On average, they are far more successful than jailing drug-offenders – 70% of enrolled veterans successfully complete the program, and 75% are not arrested within the following two years. 

Russell is pleasantly “surprised” that his experiment swiftly become a national model -- and he welcomed the interest from the Obama administration.

“It’s tremendous for the federal government to have the understanding of the needs of our veterans,” he said, “and the attorney general, and for some of my fed colleagues, having the desire to start up courts like this.”

New Department of Justice policy

Holder, who talked about his cousin’s Vietnam service when he visited the Virginia court, is advancing more federal veterans courts as part of his “Smart on Crime” reforms.

“There's a crying need for more of these kind of efforts,” he said last week, stressing the special bond with veterans. “It was once said that so many owe so much to so few,” he said, “we owe them in the most profound of ways."
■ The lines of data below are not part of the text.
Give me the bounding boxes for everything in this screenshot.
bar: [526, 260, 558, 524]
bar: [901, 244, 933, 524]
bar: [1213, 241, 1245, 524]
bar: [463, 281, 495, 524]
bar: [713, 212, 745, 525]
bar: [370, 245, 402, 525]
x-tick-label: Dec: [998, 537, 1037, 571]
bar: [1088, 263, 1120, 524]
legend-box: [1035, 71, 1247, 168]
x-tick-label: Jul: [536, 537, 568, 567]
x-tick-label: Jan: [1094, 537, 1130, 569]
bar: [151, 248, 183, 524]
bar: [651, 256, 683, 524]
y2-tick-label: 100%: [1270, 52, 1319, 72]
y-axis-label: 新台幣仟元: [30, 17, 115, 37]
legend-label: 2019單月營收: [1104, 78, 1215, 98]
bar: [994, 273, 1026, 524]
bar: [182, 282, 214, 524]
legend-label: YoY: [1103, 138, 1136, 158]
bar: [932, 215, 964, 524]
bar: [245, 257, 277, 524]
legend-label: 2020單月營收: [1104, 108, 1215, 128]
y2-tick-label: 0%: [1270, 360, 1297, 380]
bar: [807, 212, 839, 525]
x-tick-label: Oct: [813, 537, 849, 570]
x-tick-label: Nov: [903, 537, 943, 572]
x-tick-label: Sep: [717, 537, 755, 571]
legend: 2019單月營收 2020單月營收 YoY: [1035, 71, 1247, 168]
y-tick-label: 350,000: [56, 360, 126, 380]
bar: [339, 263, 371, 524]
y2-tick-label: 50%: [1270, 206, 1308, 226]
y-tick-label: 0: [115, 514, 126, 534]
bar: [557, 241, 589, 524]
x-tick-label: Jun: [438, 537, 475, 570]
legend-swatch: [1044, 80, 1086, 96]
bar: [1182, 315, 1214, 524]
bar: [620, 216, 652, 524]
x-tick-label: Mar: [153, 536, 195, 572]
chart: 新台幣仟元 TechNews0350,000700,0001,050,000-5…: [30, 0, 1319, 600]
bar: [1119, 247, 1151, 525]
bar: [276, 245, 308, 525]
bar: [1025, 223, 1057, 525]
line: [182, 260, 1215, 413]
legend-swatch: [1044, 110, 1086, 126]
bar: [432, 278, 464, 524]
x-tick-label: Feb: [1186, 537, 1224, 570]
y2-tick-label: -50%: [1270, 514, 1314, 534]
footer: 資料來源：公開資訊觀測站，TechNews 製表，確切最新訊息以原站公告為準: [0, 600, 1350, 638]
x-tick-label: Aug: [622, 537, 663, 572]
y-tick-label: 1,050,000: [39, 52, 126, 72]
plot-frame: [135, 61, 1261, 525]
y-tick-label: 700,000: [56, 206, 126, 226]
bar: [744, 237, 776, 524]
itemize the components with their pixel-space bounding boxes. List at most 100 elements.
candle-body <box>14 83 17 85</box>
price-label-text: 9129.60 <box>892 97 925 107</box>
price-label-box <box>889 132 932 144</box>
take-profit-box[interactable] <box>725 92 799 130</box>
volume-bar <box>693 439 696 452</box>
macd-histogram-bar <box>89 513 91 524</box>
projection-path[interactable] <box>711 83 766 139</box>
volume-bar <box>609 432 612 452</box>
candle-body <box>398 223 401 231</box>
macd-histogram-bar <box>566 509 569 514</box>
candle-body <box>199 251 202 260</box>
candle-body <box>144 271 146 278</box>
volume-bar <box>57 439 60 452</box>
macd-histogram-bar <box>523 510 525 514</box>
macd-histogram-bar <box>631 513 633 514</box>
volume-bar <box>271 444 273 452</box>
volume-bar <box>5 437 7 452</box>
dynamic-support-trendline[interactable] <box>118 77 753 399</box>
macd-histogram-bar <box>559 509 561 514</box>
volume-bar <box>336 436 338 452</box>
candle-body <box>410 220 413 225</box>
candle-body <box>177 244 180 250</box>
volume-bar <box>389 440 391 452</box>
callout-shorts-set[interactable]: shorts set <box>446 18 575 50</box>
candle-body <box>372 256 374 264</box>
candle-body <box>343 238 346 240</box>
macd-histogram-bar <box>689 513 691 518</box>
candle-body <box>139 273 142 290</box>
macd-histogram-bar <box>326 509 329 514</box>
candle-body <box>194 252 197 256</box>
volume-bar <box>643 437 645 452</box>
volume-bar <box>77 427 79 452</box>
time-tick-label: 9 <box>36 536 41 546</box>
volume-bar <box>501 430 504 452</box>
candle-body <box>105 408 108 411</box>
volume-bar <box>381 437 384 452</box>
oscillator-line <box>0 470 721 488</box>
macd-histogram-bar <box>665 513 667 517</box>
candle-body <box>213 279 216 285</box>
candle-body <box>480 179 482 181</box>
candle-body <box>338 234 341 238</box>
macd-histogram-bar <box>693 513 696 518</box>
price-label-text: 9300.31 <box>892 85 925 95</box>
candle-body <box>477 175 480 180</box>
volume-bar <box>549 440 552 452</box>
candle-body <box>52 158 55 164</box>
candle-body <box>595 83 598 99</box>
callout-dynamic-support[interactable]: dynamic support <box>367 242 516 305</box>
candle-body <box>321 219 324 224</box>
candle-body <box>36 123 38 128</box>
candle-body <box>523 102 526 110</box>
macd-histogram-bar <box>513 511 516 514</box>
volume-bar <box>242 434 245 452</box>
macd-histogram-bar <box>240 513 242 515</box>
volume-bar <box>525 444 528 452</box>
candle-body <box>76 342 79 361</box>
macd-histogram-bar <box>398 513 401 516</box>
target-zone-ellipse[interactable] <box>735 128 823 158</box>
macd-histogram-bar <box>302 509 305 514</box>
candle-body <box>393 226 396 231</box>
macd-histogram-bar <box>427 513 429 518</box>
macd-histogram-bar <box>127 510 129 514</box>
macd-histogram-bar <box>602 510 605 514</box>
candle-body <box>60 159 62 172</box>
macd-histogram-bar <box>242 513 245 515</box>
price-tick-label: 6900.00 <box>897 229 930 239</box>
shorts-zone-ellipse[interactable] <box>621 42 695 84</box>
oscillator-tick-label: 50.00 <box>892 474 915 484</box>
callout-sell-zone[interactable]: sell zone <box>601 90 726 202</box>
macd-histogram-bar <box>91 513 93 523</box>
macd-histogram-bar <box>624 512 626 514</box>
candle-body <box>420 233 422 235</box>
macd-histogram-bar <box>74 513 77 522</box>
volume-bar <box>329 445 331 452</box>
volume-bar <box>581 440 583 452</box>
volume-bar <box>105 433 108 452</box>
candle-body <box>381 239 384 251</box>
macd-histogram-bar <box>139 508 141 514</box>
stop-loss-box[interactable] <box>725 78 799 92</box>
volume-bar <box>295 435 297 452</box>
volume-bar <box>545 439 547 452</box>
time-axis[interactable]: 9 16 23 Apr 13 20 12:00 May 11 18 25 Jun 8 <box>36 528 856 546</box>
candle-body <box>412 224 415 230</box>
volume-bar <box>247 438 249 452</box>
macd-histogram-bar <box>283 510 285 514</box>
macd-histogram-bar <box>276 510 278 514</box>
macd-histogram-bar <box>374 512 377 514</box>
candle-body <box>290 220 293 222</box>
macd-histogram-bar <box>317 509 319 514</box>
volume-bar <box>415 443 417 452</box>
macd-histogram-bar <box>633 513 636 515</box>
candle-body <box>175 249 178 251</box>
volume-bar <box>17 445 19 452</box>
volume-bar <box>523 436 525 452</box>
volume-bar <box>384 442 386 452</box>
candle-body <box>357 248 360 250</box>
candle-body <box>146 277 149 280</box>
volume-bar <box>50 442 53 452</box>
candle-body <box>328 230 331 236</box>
Under Holder, official Department of Justice policy now states that veterans get “involved in the criminal justice system with co-occurring substance abuse and mental health issues” – they risk going to prison because of drugs and strain from their service, basically.  The Department encourages Veterans Courts as a rehabilitation model, noting they better serve “veterans struggling with addiction, serious mental illness” and PTSD, problems associated with “higher rates of drug abuse, domestic violence and other criminality.” 

Since Holder took office in 2009, a dedicated Justice department program has advanced training and a national curriculum for Veterans Courts, in coordination with the Veterans Affairs Department. The attorney general is also calling for more federal Veterans Courts like the one in Virginia.  

In an interview for msnbc’s “Presumed Guilty” series last week, Holder stressed that even beyond the improved recidivism rates, he views these reforms as a matter of principle.

"It's morally the right thing to do,” he said, contending that these reforms make the criminal justice system more “fair” and better equipped to “act in proportionate ways,” based on the conduct and situation of each defendant.

Taucher, the Air Force veteran who graduated from the Veterans Court Holder visited, clearly agreed.

“Without a doubt,” he says, “a second chance is what a lot of us need.”